Он стоял неподвижно, сократив до минимума соединение тела с миром вещей, но и его ступни, его огрубевшие от ходьбы подошвы были чувствительны, как поверхность языка. Убедившись, что простое ожидание не ослабляет пытку, сопровождаемую скрежетом пустого дома, Артур хотел было дотянуться до приемника, всегда настроенного на станцию классической музыки. Тот включился сам, но лишь спустя минуту он узнал в какофонии сюиту Моцарта. Она была переполнена обилием фальшивых обертонов, на которые расщеплялись неустойчивые ноты, сыгранные первоклассными инструментами.
Не могло быть и речи о воде.
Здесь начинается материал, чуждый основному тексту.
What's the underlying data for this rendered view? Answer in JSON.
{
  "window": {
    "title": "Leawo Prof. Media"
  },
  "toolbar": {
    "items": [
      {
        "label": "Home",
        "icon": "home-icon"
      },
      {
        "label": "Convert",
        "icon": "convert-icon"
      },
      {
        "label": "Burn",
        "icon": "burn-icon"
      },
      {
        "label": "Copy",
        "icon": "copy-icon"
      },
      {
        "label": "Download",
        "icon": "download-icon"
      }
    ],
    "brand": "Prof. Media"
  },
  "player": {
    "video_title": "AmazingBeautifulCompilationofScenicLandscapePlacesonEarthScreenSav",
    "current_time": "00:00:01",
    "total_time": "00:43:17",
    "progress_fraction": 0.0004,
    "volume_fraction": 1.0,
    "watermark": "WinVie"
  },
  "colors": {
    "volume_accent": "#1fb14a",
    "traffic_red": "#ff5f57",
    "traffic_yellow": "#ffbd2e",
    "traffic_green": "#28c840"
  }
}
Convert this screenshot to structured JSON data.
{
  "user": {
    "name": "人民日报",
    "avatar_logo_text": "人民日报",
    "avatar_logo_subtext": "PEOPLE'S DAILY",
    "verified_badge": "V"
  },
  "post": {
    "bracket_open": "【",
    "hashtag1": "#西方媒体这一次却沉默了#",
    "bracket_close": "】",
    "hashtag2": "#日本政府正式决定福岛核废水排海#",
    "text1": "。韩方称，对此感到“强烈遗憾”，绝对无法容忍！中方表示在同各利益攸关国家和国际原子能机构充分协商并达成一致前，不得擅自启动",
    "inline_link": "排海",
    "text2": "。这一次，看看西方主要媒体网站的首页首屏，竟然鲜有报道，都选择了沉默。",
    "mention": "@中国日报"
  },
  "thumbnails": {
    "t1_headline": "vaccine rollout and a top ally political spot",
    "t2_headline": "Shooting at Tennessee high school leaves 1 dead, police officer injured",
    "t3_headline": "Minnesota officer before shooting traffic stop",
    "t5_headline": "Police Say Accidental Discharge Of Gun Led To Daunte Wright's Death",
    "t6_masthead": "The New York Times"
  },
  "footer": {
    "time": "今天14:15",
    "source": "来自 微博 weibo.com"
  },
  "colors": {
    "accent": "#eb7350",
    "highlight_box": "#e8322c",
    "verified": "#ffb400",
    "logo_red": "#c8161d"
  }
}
Даже слюна обдирала пищевод, как металлическая стружка. Так нельзя было бы прожить и часа, а вместе с тем ничто не давало надежды на приближение того или иного конца.
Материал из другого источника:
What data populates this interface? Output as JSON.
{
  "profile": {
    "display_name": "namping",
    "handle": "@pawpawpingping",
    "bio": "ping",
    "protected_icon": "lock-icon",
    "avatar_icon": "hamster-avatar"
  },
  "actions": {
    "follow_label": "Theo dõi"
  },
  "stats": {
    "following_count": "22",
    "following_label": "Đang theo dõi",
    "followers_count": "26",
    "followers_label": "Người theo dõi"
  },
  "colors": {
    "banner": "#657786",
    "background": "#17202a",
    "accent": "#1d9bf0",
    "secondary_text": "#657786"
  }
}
Мозг продолжал работать, не производя сколько-нибудь последовательного течения мысли, соскакивая к одному и тому же вопросу: что это?
- Ты как будто неудобство испытываешь. Не могу ли чем помочь? - спрашивала склонившаяся к нему массивная фигура, лицо которой было неразличимым.
- Это ты?
- Вот вопрос-то! Как ни ответь, все в лужу сядешь. Ну, я, допустим.
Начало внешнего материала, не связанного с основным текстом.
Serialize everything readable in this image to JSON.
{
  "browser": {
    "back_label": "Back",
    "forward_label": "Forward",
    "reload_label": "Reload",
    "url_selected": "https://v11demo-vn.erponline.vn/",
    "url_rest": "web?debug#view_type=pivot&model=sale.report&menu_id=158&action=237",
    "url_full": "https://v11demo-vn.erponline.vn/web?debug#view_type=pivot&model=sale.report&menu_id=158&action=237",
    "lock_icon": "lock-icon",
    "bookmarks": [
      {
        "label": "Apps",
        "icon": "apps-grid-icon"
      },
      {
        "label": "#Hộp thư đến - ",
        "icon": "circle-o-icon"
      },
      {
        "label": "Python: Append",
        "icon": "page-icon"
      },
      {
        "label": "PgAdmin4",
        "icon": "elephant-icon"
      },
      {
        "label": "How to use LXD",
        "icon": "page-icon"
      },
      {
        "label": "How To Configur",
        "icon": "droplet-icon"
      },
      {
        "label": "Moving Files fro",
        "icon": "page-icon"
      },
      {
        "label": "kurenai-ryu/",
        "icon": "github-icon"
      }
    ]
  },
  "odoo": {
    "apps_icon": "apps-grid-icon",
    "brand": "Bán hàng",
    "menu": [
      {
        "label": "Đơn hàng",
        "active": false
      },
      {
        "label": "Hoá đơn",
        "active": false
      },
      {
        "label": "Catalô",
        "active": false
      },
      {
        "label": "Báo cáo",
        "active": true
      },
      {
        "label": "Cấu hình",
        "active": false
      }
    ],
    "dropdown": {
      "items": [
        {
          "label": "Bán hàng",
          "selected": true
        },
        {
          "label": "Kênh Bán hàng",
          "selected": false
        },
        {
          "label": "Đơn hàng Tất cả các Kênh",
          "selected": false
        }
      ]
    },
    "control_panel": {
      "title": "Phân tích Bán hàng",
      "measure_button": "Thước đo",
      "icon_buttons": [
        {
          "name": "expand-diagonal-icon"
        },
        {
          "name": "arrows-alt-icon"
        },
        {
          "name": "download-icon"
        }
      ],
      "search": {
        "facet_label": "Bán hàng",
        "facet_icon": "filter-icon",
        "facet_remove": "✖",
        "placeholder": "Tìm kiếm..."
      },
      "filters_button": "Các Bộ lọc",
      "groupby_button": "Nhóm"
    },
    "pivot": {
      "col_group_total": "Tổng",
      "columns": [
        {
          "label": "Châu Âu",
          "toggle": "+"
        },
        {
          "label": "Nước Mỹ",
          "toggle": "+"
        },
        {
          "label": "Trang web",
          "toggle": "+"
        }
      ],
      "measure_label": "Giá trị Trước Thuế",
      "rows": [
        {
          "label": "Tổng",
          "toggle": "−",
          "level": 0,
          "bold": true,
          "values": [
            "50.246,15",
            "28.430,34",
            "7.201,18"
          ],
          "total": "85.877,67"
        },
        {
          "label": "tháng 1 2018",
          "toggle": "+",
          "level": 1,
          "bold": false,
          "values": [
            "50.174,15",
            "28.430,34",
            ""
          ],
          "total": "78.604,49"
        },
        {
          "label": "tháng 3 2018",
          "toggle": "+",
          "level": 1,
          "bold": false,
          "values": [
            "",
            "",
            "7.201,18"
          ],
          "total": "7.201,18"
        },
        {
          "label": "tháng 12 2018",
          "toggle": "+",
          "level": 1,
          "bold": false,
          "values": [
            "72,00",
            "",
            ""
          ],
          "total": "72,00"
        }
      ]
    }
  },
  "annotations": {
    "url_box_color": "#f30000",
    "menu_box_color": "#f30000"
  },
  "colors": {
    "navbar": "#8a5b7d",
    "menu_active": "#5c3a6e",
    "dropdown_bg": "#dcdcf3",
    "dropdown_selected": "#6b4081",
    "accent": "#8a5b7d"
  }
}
- Ты ли делаешь это со мной, я спрашиваю. Нельзя ли побыстрее…
- Помилуй, ничего не делаю. У меня и власти такой нет. А что случилось? По виду твоему ничего не разберешь… Разве нервное расстройство какое? Устал, может быть?
- Я долго не выдержу.
- Ах ты, беда какая! Что же предпринять-то… Да не прилечь ли тебе? Хуже ведь не станет, а я бы тебя отвлек… Рассказал бы сказочку какую-нибудь. Глядишь, и развеялось бы, что оно тебя там снедает.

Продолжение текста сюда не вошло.